ELLs may over-use high frequency words like nice or go until they acquire a larger repertoire of more differentiated words, such as beautiful, happy, entertaining, kind, generous or leave, depart, travel, journey, race, hike, skip. While young ELLs naturally acquire the language of play and daily life from social interaction with other students and adults, ELLs require explicit instruction and modeling of the more formal language used in academic settings to talk about reading and writing. In addition, as they listen to literature that is read aloud, Ells become familiar with its language (e.g., "Once upon a time . . . " and ". . . happily ever after") and its structure (introduction of characters, setting, problem, and solution), which are important prerequisites for reading.
With time and lots of opportunities to listen, observe, participate, and interact, ELLs progress in understanding and are able to produce language that is increasingly complete, complex, and grammatical.
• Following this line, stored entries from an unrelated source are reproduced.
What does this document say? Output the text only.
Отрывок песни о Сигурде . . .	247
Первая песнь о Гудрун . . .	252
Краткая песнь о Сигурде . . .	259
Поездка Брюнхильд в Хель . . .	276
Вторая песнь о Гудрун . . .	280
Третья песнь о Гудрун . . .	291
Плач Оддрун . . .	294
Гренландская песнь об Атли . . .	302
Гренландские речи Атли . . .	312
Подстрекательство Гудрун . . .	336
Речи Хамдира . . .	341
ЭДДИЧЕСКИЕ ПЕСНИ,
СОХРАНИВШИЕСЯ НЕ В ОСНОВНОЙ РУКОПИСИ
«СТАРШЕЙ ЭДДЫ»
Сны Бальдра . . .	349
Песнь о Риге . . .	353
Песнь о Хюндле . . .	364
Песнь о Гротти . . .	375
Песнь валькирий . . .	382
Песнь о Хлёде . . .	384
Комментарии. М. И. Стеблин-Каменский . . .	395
This is similar to the natural way that most young children learn the languages spoken by their families at home – in the context of activities and relationships.
In some cultures, discussion and story telling are filled with personal anecdotes that are implicitly rather than explicitly connected to the topic. Teachers may sometimes perceive such narratives as rambling or confused. Effective teachers strive to understand such cultural differences and respect them, while at the same time helping children add more sequential and topic centered styles to their repertoire.
Conferences about writing and other opportunities for one-on-one conversations with a teacher provide great support for the development of topic-centered narrative styles for use in academic contexts. In addition, use of their native language can provide ELLs with much-needed clarification, explanation, and self-expression as they go through the difficult process of learning to speak, read, and write in English.